16-20.11.2011
Mediations of Sensation: Threshold/Saturation
rev. I: Displace
Displace is a performative environment which intermingles multiple sensory phenomena in order to heighten and transform our habitual modes of perception. Over a 22 minute period, groups of 6 visitors progress through a sequence of sensory-based environments. At first, these environments intermingle gustatory and haptic stimuli but gradually other sensations are introduced. The installation culminates by placing the visitors inside an intense, almost hallucinatory space in which flickering color, sound and tactile vibrations merge to the point of saturation.
Displace is one of series of experiments conducted within the context of a larger research project entitled “Mediations of Sensation” developed by Chris Salter, TeZ and anthropologist David Howes. The aim of “Mediations” is to create a space between art and anthropology where contemporary art practice can be informed by advanced research in sensory anthropology, and vice versa. Sensory anthropology is dedicated to charting the varieties of sensory experience across cultures. Howes and his team have documented a wide array of ways in which the senses are distinguished, valued, mixed and deployed in different cultures. Displace derives part of its inspiration from this archive. It mirrors the anthropological experience by offering a sensorially compelling, technologically augmented environment designed to open a crack in the conventional Western sensorium and transport the experiencer into a parallel sensory world.

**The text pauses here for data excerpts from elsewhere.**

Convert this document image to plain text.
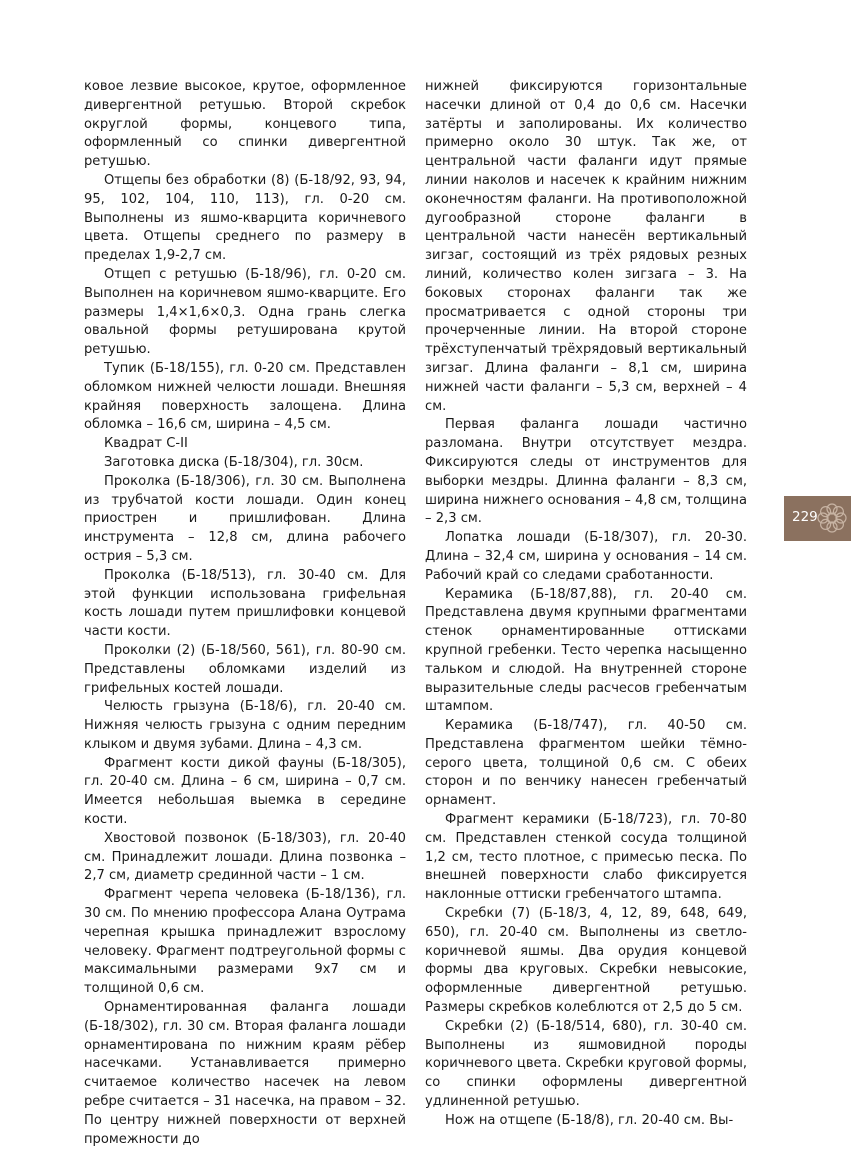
ковое лезвие высокое, крутое, оформленное дивергентной ретушью. Второй скребок округлой формы, концевого типа, оформленный со спинки дивергентной ретушью.

Отщепы без обработки (8) (Б-18/92, 93, 94, 95, 102, 104, 110, 113), гл. 0-20 см. Выполнены из яшмо-кварцита коричневого цвета. Отщепы среднего по размеру в пределах 1,9-2,7 см.

Отщеп с ретушью (Б-18/96), гл. 0-20 см. Выполнен на коричневом яшмо-кварците. Его размеры 1,4×1,6×0,3. Одна грань слегка овальной формы ретуширована крутой ретушью.

Тупик (Б-18/155), гл. 0-20 см. Представлен обломком нижней челюсти лошади. Внешняя крайняя поверхность залощена. Длина обломка – 16,6 см, ширина – 4,5 см.

Квадрат С-II

Заготовка диска (Б-18/304), гл. 30см.

Проколка (Б-18/306), гл. 30 см. Выполнена из трубчатой кости лошади. Один конец приострен и пришлифован. Длина инструмента – 12,8 см, длина рабочего острия – 5,3 см.

Проколка (Б-18/513), гл. 30-40 см. Для этой функции использована грифельная кость лошади путем пришлифовки концевой части кости.

Проколки (2) (Б-18/560, 561), гл. 80-90 см. Представлены обломками изделий из грифельных костей лошади.

Челюсть грызуна (Б-18/6), гл. 20-40 см. Нижняя челюсть грызуна с одним передним клыком и двумя зубами. Длина – 4,3 см.

Фрагмент кости дикой фауны (Б-18/305), гл. 20-40 см. Длина – 6 см, ширина – 0,7 см. Имеется небольшая выемка в середине кости.

Хвостовой позвонок (Б-18/303), гл. 20-40 см. Принадлежит лошади. Длина позвонка – 2,7 см, диаметр срединной части – 1 см.

Фрагмент черепа человека (Б-18/136), гл. 30 см. По мнению профессора Алана Оутрама черепная крышка принадлежит взрослому человеку. Фрагмент подтреугольной формы с максимальными размерами 9х7 см и толщиной 0,6 см.

Орнаментированная фаланга лошади (Б-18/302), гл. 30 см. Вторая фаланга лошади орнаментирована по нижним краям рёбер насечками. Устанавливается примерно считаемое количество насечек на левом ребре считается – 31 насечка, на правом – 32. По центру нижней поверхности от верхней промежности до

нижней фиксируются горизонтальные насечки длиной от 0,4 до 0,6 см. Насечки затёрты и заполированы. Их количество примерно около 30 штук. Так же, от центральной части фаланги идут прямые линии наколов и насечек к крайним нижним оконечностям фаланги. На противоположной дугообразной стороне фаланги в центральной части нанесён вертикальный зигзаг, состоящий из трёх рядовых резных линий, количество колен зигзага – 3. На боковых сторонах фаланги так же просматривается с одной стороны три прочерченные линии. На второй стороне трёхступенчатый трёхрядовый вертикальный зигзаг. Длина фаланги – 8,1 см, ширина нижней части фаланги – 5,3 см, верхней – 4 см.

Первая фаланга лошади частично разломана. Внутри отсутствует мездра. Фиксируются следы от инструментов для выборки мездры. Длинна фаланги – 8,3 см, ширина нижнего основания – 4,8 см, толщина – 2,3 см.

Лопатка лошади (Б-18/307), гл. 20-30. Длина – 32,4 см, ширина у основания – 14 см. Рабочий край со следами сработанности.

Керамика (Б-18/87,88), гл. 20-40 см. Представлена двумя крупными фрагментами стенок орнаментированные оттисками крупной гребенки. Тесто черепка насыщенно тальком и слюдой. На внутренней стороне выразительные следы расчесов гребенчатым штампом.

Керамика (Б-18/747), гл. 40-50 см. Представлена фрагментом шейки тёмно-серого цвета, толщиной 0,6 см. С обеих сторон и по венчику нанесен гребенчатый орнамент.

Фрагмент керамики (Б-18/723), гл. 70-80 см. Представлен стенкой сосуда толщиной 1,2 см, тесто плотное, с примесью песка. По внешней поверхности слабо фиксируется наклонные оттиски гребенчатого штампа.

Скребки (7) (Б-18/3, 4, 12, 89, 648, 649, 650), гл. 20-40 см. Выполнены из светло-коричневой яшмы. Два орудия концевой формы два круговых. Скребки невысокие, оформленные дивергентной ретушью. Размеры скребков колеблются от 2,5 до 5 см.

Скребки (2) (Б-18/514, 680), гл. 30-40 см. Выполнены из яшмовидной породы коричневого цвета. Скребки круговой формы, со спинки оформлены дивергентной удлиненной ретушью.

Нож на отщепе (Б-18/8), гл. 20-40 см. Вы-

229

In addition to the artistic outcomes of the project (of which Displace is the first), “Mediations” involves panel discussions and specific ethnographic research with the public in order to understand participant experiences, and evaluate the potential of performative environments of this kind to communicate anthropological knowledge in ways that are both more encompassing and immediate than the standard ethnographic monograph or film.